PetPartners, Inc. is an indirect corporate affiliate of PetPlace.com. PetPlace may be compensated when you click on or make a purchase using the links in this article.
According to the American College of Allergy, Asthma and Immunology, allergies are the sixth leading cause of chronic illness in the U.S., with over 50 million Americans suffering from allergies each year. And just like their human counterparts, dogs, cats, and other pets can suffer from allergies, especially in the spring.
Pet allergies — whether they’re caused by the animal’s environment, certain foods, or specific substances (soaps, wool, carpet, insecticides, etc.) — will present themselves in the same manners as they do to humans: itchy eyes, runny noses, increased scratching, sneezing, and even vomiting or diarrhea can all be indicators of an allergic reaction.
Seasonal allergies from pollen, mold, mildew, or dust will cause excessive scratching, licking and/or biting, and infection, injury, and hair loss (commonly known as “hot spots”) will exacerbate the problem, as your pet tries to calm his itch.
While only your pet’s veterinarian can truly determine the cause of the spring-time symptoms, there are ways to keep your pets allergy-free this spring. It’s pretty difficult to control airborne irritants, so consider these five tips to help alleviate your pets’ spring allergies.
1. Watch Out For Pollen
Keep an eye on the daily weather reports to get a handle on the pollen count in your area, while keeping in mind pollen is lowest on cool days and after a rainfall. Peak pollen counts also occur between 5:00 a.m. and 10:00 a.m., so taking that long walk may be a better option in the evening. A good way to determine how much pollen will affect your pet is to bookmark the pollen forecast, then take notice if symptoms tend to flare up on moderate pollen count days or just on particularly high pollen count days.
2. Clean Your House
You’re probably already in the process of spring cleaning, so while you’re at it, make sure your home is as allergen-free as possible. Clean and disinfect to get rid of the pollen that can be blown or tracked in from the outside, and throughly clean out all the dust and dust mites that build up on the inside. Investing in a good air purifier system will remove impurities from the air and prevent breathing problems from escalating. Take time to vacuum, wash your pet’s bedding, and get rid of any old toys that are permanently soiled or damaged. Also, be sure to brush and groom your furry friends, and quickly dispose of all that excess hair that comes from spring shedding.
3. Watch Where You Walk
You can’t control what’s in the air, but you can control where your pet plays or takes walks. Avoid tall grasses and wait a few hours after you mow your lawn before letting your pet run around the yard. Common outdoor allergens like ragweed, pollen, animal dander, and feathers can be inhaled, pass through the pads of the feet, and even be ingested by your pets, causing bad allergic reactions. Completely avoiding these allergens can be next to impossible since they’re in abundance everywhere, but if you know your environment and stay away from problem areas, you can mitigate the risks.
4. Stay Up on Baths
Always clean your pets’ paws with a mild, hypo-allergenic wipe after they spend time outside. Also, frequent bathing will not only cleanse pollen from their coats, but will also help soothe irritations. A veterinarian-approved oatmeal- or aloe-based shampoo will promote healing, combat irritation, and moisturize the skin. Don’t just clean their coats, though. Look at their ears. Are they clean? Have they been scratching at them? Are their eyes clean and healthy or do they look red? If they’re older, do their eyes look a little cloudy? How about their toenails; do they need to be trimmed? Examine your pets in detail all over and then, if needed, contact a professional groomer or your veterinarian for help. And, yes, you can bathe your cat (and your bird).

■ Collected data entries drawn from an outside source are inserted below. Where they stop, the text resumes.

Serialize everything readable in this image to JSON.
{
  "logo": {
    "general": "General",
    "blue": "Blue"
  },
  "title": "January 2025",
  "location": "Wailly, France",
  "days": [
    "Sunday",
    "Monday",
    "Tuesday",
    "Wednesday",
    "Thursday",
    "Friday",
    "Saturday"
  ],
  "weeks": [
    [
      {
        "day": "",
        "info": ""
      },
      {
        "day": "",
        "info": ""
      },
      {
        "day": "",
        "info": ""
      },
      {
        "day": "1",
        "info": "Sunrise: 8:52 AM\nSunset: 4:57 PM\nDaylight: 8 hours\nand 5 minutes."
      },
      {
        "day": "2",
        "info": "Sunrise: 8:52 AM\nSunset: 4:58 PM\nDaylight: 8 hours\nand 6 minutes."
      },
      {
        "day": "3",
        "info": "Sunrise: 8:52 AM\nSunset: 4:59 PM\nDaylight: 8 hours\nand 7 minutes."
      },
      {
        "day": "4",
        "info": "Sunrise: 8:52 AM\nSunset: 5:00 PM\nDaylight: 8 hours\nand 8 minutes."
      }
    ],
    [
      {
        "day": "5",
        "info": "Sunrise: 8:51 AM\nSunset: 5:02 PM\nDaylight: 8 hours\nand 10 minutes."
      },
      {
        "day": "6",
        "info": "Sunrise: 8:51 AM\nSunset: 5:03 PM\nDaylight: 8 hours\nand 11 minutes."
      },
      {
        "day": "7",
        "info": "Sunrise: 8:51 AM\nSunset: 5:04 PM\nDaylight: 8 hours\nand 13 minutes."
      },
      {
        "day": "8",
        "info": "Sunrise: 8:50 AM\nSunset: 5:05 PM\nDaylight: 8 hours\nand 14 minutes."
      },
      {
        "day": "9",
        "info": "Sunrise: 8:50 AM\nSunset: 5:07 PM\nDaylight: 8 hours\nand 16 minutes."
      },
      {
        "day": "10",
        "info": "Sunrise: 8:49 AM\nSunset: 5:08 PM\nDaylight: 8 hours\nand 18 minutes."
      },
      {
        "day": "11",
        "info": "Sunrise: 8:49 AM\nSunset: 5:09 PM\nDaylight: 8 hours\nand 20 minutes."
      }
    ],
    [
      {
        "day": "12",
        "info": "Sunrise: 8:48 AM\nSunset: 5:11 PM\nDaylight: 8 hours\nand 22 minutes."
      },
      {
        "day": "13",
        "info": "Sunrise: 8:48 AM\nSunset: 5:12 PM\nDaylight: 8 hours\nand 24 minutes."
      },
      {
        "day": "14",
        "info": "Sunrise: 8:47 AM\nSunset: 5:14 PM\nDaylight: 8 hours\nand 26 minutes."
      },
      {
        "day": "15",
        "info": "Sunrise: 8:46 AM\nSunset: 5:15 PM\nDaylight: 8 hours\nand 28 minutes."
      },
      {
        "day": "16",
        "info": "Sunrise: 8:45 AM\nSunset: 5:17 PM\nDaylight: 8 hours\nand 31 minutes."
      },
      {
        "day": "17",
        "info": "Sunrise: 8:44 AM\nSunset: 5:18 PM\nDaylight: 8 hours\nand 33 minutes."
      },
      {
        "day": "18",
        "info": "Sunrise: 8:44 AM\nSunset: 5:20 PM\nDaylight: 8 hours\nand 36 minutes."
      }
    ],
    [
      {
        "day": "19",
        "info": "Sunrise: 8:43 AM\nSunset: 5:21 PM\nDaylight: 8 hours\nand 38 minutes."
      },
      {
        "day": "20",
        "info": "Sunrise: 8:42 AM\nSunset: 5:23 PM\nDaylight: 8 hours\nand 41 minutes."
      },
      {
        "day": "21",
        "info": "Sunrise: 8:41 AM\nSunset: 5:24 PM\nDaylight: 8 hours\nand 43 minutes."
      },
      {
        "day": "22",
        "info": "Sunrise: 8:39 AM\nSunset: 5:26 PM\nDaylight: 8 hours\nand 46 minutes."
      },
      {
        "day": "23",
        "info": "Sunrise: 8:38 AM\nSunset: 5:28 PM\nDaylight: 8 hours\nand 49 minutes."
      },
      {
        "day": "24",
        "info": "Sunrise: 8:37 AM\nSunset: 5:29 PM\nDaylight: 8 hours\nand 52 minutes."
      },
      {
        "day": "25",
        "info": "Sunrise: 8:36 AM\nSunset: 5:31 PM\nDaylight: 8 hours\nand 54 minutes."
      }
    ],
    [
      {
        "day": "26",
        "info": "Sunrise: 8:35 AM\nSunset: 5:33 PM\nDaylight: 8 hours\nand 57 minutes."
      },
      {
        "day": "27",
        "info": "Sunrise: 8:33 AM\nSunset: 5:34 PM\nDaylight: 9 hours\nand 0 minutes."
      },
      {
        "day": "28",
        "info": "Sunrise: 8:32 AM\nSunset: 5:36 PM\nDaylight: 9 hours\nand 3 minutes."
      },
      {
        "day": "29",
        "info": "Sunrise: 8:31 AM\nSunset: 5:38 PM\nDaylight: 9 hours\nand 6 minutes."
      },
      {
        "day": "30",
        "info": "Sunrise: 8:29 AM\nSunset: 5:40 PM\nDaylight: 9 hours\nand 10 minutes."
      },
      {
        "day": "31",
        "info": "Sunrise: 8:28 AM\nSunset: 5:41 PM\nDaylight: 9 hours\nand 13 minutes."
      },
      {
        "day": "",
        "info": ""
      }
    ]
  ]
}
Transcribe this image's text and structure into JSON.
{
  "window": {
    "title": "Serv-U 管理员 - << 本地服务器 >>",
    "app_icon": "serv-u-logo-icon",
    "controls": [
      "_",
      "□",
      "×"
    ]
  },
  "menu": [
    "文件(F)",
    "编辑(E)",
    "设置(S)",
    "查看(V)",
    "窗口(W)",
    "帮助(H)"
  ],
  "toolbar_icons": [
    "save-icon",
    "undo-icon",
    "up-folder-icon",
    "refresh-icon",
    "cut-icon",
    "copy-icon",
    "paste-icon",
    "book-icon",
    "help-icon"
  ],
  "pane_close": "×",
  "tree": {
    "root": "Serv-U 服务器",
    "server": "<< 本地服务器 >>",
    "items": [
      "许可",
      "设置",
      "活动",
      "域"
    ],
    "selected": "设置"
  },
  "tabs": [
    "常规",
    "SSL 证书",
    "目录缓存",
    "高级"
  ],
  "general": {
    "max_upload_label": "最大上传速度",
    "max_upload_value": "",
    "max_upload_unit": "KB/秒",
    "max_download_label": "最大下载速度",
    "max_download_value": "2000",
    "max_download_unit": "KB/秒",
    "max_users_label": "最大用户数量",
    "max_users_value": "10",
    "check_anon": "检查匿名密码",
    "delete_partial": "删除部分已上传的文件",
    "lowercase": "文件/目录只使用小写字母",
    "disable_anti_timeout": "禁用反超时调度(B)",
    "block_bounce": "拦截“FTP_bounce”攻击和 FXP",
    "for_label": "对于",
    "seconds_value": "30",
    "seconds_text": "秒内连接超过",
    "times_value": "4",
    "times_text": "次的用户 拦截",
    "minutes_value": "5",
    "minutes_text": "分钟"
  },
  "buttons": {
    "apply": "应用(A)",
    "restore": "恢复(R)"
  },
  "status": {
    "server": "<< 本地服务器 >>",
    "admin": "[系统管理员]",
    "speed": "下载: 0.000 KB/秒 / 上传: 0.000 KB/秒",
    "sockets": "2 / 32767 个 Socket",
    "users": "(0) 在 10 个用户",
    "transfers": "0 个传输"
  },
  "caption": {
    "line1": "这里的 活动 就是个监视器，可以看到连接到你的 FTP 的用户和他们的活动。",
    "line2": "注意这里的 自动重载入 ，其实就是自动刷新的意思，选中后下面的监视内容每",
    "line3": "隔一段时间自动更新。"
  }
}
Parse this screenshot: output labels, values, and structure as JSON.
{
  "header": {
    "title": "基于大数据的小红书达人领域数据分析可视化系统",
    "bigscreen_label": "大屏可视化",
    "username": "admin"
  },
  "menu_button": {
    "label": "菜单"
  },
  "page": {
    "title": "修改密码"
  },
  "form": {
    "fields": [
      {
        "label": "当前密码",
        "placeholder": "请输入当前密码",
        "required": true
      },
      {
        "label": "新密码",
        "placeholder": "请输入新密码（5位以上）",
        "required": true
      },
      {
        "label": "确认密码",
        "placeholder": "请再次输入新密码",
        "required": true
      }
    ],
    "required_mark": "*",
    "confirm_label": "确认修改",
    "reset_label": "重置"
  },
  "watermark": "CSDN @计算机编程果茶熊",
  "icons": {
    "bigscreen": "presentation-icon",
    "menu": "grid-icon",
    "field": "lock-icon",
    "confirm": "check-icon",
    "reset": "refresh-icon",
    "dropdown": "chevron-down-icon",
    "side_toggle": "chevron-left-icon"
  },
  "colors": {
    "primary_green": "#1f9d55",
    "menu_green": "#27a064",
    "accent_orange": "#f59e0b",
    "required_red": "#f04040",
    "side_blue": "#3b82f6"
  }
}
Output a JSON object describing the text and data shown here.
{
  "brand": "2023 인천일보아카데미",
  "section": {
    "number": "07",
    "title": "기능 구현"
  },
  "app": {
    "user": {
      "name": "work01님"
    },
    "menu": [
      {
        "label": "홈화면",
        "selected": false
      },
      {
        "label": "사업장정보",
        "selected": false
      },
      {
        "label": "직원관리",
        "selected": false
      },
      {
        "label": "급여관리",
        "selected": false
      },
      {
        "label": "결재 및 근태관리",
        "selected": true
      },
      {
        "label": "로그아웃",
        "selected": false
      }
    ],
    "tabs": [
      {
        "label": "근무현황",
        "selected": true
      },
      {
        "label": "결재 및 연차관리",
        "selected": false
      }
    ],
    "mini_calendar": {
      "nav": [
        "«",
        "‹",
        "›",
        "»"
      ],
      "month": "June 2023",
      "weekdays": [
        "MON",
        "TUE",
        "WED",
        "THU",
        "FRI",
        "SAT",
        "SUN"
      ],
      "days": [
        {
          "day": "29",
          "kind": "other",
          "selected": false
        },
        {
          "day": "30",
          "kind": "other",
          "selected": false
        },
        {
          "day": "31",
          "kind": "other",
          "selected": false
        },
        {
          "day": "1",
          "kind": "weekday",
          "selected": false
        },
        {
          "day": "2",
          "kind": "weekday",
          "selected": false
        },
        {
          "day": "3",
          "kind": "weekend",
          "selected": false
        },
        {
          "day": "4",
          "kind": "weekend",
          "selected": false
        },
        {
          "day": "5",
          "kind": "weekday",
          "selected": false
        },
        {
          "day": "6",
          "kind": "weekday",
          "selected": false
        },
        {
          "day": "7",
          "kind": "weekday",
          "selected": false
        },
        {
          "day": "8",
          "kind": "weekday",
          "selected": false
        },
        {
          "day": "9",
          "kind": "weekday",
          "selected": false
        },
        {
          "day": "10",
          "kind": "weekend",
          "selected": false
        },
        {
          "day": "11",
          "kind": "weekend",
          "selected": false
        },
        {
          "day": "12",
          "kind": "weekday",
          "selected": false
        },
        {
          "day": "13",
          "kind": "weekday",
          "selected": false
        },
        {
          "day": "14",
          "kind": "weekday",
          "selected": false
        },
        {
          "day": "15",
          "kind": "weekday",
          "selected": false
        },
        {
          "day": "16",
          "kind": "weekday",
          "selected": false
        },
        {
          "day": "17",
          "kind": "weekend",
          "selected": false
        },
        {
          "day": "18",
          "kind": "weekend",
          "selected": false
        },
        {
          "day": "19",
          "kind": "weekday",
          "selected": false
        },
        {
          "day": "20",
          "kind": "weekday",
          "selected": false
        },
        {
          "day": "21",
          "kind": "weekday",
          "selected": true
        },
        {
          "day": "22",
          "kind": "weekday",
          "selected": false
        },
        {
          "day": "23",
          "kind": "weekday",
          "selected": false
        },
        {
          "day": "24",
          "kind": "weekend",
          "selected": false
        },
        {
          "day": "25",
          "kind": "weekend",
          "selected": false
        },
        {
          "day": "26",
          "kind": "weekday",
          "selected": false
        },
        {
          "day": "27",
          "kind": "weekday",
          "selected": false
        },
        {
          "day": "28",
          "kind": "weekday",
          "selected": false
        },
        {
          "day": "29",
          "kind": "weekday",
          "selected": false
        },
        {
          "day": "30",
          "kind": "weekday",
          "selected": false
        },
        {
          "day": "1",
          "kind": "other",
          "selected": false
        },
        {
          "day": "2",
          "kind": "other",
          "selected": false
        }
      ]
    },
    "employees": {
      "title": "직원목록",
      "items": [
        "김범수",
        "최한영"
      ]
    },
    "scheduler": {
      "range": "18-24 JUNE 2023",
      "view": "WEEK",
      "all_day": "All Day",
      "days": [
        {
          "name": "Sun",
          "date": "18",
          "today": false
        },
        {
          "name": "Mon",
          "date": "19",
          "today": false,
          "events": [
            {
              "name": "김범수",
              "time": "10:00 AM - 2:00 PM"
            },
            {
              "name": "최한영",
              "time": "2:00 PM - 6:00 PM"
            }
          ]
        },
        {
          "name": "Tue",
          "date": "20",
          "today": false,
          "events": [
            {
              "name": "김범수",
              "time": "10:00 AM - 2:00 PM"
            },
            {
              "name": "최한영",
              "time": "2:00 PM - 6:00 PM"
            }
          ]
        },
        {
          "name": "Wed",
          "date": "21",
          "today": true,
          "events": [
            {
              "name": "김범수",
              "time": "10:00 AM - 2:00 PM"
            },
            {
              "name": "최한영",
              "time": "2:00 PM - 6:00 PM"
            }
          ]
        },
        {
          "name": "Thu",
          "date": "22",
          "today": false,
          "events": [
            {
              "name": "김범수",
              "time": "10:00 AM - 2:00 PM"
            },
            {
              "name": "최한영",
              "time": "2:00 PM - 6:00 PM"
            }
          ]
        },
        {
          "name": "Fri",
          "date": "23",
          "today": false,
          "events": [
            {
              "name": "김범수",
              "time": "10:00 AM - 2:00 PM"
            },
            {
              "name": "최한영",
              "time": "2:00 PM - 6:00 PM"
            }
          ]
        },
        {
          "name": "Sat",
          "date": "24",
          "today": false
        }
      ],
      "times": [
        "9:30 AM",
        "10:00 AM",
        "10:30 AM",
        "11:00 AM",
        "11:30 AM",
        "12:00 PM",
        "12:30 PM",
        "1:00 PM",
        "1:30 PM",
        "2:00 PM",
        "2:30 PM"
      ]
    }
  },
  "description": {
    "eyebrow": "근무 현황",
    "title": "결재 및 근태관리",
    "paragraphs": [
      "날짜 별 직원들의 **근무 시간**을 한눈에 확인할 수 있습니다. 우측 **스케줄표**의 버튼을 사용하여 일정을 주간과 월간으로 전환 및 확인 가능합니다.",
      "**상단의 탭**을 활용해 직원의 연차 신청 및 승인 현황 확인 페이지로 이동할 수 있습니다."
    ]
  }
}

5. Talk to Your Veterinarian
There are many ways to tackle allergies. Depending on the type of allergy, the allergen, and the pet, you might have to try a few things (or a combination of things) to find the right treatment. But, no matter what, always enlist the guidance of your veterinarian first. Antihistamines like Benadryl or Zyrtec can help ease allergic reactions and prevent your pet from giving himself an infection from scratching or biting, but they don’t address the allergy itself. Topical treatments that contain hydrocortisone can also be applied at infected areas to provide relief for localized itching. New research has shown promising results for the use of fatty acids in the form of Omega 3 supplements to not only provide a lustrous coat, but also to treat allergies in some dogs and cats. For severe allergies, injectable or oral steroid treatment is extremely effective in relieving inflammation and severe itching. Again, consult your veterinarian before commencing any allergy treatment.